HP. This one is easy. Low hanging fruit. For me, I bought an expensive gaming laptop that arrived defective. I asked for a replacement, they denied and required I send it in for repairs. Waited a month for them to tell me there isn’t a problem. Asked for a refund instead of having it shipped back. They said that’s not how it works, they have to send it back first. So I get it, with the defect still, and call to get a refund. They initially deny a refund due to being outside the refund period and offer a “buy back” credit. I had to spend an hour explaining why that’s not happening and why they’re going to give me a refund or expect to see me in court. Keep in mind, I hadn’t used this laptop more than an hour or two and it’s been shipped around and forth for two months. I did get my refund at least, but the headache was insane and I refuse to even look at HP products.
Adobe: Already said by others. For me, it’s because they charge an insane amount of money for barely-functional software. I used Affinity products instead.
Google: They cancel their services so quickly, it’s more like they’ve blacklisted ME. I refuse to pay for anything they offer in the event it will be discontinued in a year or two. RIP Play Music.

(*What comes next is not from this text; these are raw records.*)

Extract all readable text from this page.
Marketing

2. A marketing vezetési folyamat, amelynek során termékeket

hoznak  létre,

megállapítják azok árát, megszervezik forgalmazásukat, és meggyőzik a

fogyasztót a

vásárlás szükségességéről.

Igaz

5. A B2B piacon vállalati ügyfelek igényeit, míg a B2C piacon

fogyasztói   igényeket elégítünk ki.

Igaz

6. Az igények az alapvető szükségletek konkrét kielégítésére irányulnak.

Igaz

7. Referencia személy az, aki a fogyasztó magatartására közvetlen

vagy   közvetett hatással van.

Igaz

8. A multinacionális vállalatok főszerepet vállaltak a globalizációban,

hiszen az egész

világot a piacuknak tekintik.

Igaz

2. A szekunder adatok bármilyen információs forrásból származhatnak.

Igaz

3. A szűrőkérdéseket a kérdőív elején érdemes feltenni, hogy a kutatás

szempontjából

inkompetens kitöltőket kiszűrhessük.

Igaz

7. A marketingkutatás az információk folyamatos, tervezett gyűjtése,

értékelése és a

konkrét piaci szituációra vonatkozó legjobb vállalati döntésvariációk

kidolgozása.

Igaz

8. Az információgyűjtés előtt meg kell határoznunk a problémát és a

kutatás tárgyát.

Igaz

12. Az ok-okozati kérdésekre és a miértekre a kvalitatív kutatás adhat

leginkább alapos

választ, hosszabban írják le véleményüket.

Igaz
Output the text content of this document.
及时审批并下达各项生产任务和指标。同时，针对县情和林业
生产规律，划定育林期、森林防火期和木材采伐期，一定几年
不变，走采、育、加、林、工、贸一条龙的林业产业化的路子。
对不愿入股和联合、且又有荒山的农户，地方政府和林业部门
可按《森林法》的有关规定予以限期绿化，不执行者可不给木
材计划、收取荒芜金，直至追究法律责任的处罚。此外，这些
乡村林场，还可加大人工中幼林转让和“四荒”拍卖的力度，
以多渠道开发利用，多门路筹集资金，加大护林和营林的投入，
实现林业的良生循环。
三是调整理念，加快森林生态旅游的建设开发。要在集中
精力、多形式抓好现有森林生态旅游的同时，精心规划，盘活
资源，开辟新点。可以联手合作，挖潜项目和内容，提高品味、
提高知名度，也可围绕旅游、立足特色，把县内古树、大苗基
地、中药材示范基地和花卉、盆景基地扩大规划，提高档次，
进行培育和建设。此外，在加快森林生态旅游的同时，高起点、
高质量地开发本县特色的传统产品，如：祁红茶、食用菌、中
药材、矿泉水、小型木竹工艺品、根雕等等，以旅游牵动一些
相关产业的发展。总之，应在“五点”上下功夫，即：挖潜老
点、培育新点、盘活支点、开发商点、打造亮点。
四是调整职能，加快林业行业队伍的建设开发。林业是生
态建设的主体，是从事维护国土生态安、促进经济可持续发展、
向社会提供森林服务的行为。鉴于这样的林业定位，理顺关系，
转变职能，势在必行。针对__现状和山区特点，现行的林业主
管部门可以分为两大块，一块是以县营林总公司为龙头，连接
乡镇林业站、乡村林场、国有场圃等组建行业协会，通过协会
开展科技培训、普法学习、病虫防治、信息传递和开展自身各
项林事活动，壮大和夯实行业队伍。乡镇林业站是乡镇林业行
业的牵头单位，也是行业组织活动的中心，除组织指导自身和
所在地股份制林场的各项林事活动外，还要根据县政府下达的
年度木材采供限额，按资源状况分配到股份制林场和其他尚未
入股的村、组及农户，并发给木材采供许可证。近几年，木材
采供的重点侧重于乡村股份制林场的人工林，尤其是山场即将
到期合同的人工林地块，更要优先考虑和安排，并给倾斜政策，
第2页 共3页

Amazon: Prices increase, service quality decreases, value decreases exponentially. The product I paid for at $79/year was far more superior to whatever Prime costs today. Mostly third party cheap trash. Unfortunately, and most likely by design, there are just a few specific reasons I’m forced to give Amazon money every so often. But at the very least, I’m making the highest conscious effort to avoid them.
I’ll update this if I come up with more.
Edit 1: Netflix: They keep removing quality content and increasing prices. Anti-consumer shit. They are both the reason I stopped pirating and considered starting again.
Any app that doesn’t require any backend to function.
If you ask for a subscription for an app without the need to support a backend… I won’t subscribe. I’ll find something else.
Mostly anything else is fine.
Though, if it’s something like a Note-Taking app where the cloud infrastructure for backups and sharing would cost pennies and you’re asking more than $1 a month, I’m out. Looking at you, Evernote. $64 a year to replace the built-in Notes app? No thanks.